The catch is that I think the ChainDB receives the newest remote block more than a second after that block was minted. And so the "ledger state ticked to the wall clock" would often be ahead of the ledger state needed to validate the newest remote block. If instead the ChainDB tended to receive the block during the block's own slot, then both that "wallclock ledgerstate" would suffice for both the node kernel's leadership check and the ChainDB's validation of the next remote block.

Edit: so, since we don't really have an easy way to force blocks to propagate within 1s (:D), this idea is probably a dead-end.

dnadales commented 1 year ago

Would this idea correspond to input-output-hk/ouroboros-network#4054 ?

nfrisby commented 1 year ago

I would say that idea is only partly related to Issue 4054. They both incrementally maintain a ticked ledger state as time passes. However, 4054 is just treating a symptom of a performance bug. My idea above (though I think it's a dead-end; see my edit above) would be trying to combine what are currently two separate ticking computations, and doing so would happen to remove the need for forecasting (which is the same as my comment on 4054).

nfrisby commented 9 months ago

Some comments on the above discussions, FWIW.

The window in which the HFC can translate the current wallclock to a slot is much larger than the window in which it can forecast. So there is still an artificial limit that could be removed.
This ledger PR made it so that the expensive epoch-boundary-crossing calculation only happens once by creating the thunk early enough that all later extensions will share it. So the forecast should be cheap every time except the first time that thunk is forced.
Theoretically, the current long-term general plan of Quantitative Timing Agreements should eventually prevent any surprise performance regression that would have been defended (ie _masked!) by a defense strategy a la Javier's caching.
The current Consensus API does not allow for incremental ticks: you can't tick a second time until you apply a block to the result of the first tick.
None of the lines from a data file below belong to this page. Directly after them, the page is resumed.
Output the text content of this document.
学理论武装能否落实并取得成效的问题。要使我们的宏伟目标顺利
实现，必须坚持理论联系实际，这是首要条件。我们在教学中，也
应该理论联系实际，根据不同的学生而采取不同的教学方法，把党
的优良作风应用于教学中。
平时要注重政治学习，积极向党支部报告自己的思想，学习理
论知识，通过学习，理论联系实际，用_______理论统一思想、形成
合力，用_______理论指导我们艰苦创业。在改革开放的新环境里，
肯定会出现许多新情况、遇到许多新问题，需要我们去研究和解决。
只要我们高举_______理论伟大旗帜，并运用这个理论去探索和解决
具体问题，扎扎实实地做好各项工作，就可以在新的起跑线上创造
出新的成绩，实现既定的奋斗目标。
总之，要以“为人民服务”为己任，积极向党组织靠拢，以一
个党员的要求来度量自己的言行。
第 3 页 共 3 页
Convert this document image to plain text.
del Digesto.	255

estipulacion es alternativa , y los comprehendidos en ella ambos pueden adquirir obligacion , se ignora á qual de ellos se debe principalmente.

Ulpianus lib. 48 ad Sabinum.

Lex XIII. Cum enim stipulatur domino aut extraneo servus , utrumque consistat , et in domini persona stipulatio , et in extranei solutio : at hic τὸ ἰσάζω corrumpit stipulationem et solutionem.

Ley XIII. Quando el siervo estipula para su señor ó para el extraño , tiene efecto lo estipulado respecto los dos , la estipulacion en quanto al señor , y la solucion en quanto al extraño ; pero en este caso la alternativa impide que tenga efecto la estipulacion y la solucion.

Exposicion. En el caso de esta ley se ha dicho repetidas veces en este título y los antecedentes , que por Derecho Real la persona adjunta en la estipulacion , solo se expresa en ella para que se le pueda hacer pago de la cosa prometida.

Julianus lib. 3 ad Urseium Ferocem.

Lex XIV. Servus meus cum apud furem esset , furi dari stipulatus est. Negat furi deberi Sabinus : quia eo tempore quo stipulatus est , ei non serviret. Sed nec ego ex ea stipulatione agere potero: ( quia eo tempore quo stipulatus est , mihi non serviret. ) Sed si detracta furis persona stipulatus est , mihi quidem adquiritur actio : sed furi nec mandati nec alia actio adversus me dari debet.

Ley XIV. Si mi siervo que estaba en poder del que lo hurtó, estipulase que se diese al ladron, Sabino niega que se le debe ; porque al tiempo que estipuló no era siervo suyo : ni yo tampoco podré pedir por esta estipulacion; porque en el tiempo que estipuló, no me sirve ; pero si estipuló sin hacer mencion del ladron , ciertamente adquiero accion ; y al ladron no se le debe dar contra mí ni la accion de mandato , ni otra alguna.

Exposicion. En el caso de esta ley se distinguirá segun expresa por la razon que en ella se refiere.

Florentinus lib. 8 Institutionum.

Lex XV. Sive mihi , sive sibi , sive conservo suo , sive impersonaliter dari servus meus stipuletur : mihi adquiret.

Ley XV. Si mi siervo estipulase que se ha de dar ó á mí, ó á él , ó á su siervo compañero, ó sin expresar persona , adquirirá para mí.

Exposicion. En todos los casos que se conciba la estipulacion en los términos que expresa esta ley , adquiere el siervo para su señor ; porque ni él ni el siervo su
There are first-principle reasons to relax this invariant, but it's not entirely unmotivated.
Generally, the only time we'd care about a node minting a block that would obviously violate the Chain Growth property is if there is a network-wide disaster that lasted several hours (~8hr or more) and it would perhaps be beneficial for blocks to mint anyway during that disaster. The anticipate disaster plan involves a off-chain-organized cooperative effort to retcon the chain during such a disaster, so the blocks minted during it probably don't matter anyway.

I would suggest that that last bullet point is pre-requisite for this Issue: is there even any scenario in which the block minted when the current slot's ledger view is not forecast-able would be relevant/useful?